A (non-exhaustive) list of the sorts of transformations Tsickle applies:

- inserts Closure-compatible JSDoc annotations on functions/classes/etc
- converts ES6 modules into `goog.module` modules
- generates externs.js from TypeScript d.ts (and `declare`, see below)
- declares types for class member variables
- translates `export * from ...` into a form Closure accepts
- converts TypeScript enums into a form Closure accepts
- reprocesses all jsdoc to strip Closure-invalid tags

In general the goal is that you write valid TypeScript and Tsickle handles
making it valid Closure Compiler code.

## Warning: unsupported

Google uses tsickle internally to minify its apps (including those using
Angular) using Closure Compiler.

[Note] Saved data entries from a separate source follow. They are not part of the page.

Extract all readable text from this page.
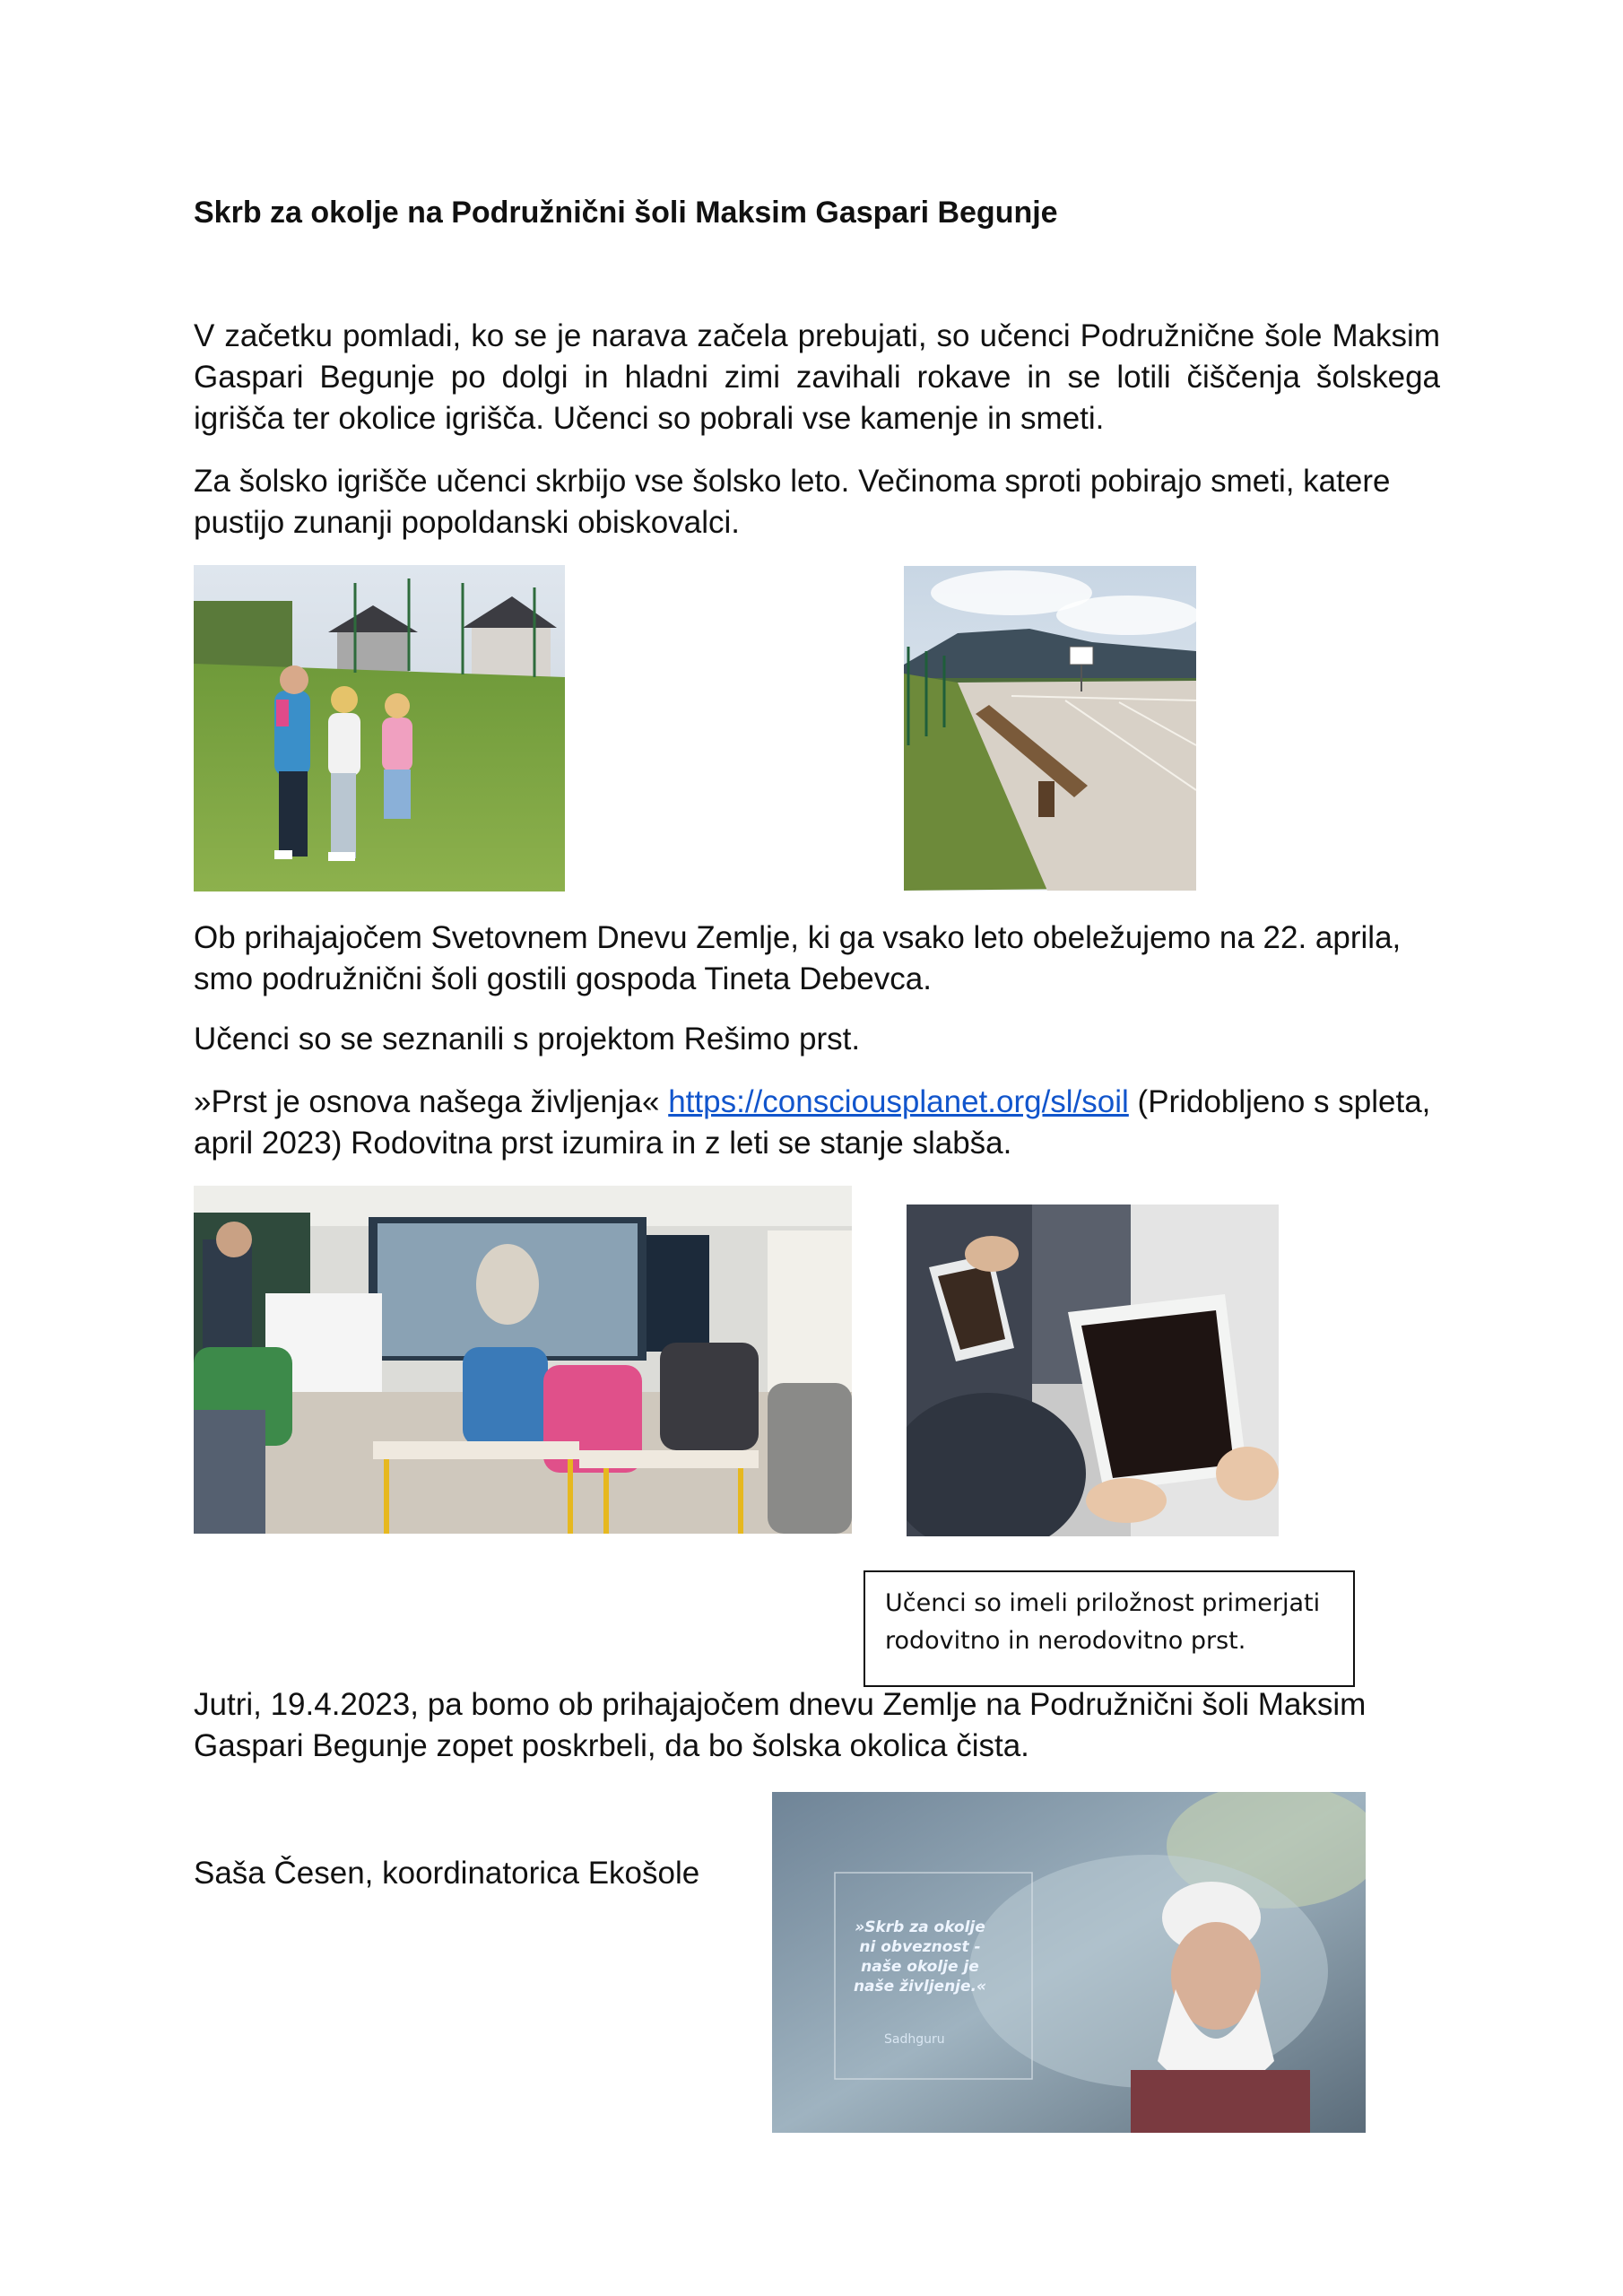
Skrb za okolje na Podružnični šoli Maksim Gaspari Begunje
V začetku pomladi, ko se je narava začela prebujati, so učenci Podružnične šole Maksim Gaspari Begunje po dolgi in hladni zimi zavihali rokave in se lotili čiščenja šolskega igrišča ter okolice igrišča. Učenci so pobrali vse kamenje in smeti.
Za šolsko igrišče učenci skrbijo vse šolsko leto. Večinoma sproti pobirajo smeti, katere pustijo zunanji popoldanski obiskovalci.
Ob prihajajočem Svetovnem Dnevu Zemlje, ki ga vsako leto obeležujemo na 22. aprila, smo podružnični šoli gostili gospoda Tineta Debevca.
Učenci so se seznanili s projektom Rešimo prst.
»Prst je osnova našega življenja« https://consciousplanet.org/sl/soil (Pridobljeno s spleta, april 2023) Rodovitna prst izumira in z leti se stanje slabša.
Učenci so imeli priložnost primerjati rodovitno in nerodovitno prst.
Jutri, 19.4.2023, pa bomo ob prihajajočem dnevu Zemlje na Podružnični šoli Maksim Gaspari Begunje zopet poskrbeli, da bo šolska okolica čista.
Saša Česen, koordinatorica Ekošole
»Skrb za okolje ni obveznost - naše okolje je naše življenje.«
Sadhguru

We have little experience using tsickle in the
other JavaScript ecosystems that are seen outside of Google, and there is
generally no support for using it from our side.

## Usage

Tsickle is a library, designed to be used by a larger program that interacts
with TypeScript and the Closure compiler.

Some known clients are:

1. Within Google we use tsickle inside the [Bazel build
system](https://bazel.build/). That code is published as
open source as part of [Bazel's nodejs/TypeScript
build rules](https://bazelbuild.github.io/rules_nodejs/).
1. [tscc](https://github.com/theseanl/tscc) wraps tsickle and
closure compiler, and interops with rollup.
1. We publish a simple demo program in the `demo/` subdirectory.

## Design details

### Output format

Tsickle is designed to do whatever is necessary to make the code acceptable by
Closure compiler. We view its output as a necessary intermediate form for
communicating to the Closure compiler, and not something for humans. This means
the tsickle output may be kind of ugly to read. Its only real use is to pass it
on to the compiler.

For one example, the syntax of types tsickle produces are specific to Closure.
The type `{!Foo}` means "Foo, excluding null" and a type alias becomes a `var`
statement that is tagged with `@typedef`.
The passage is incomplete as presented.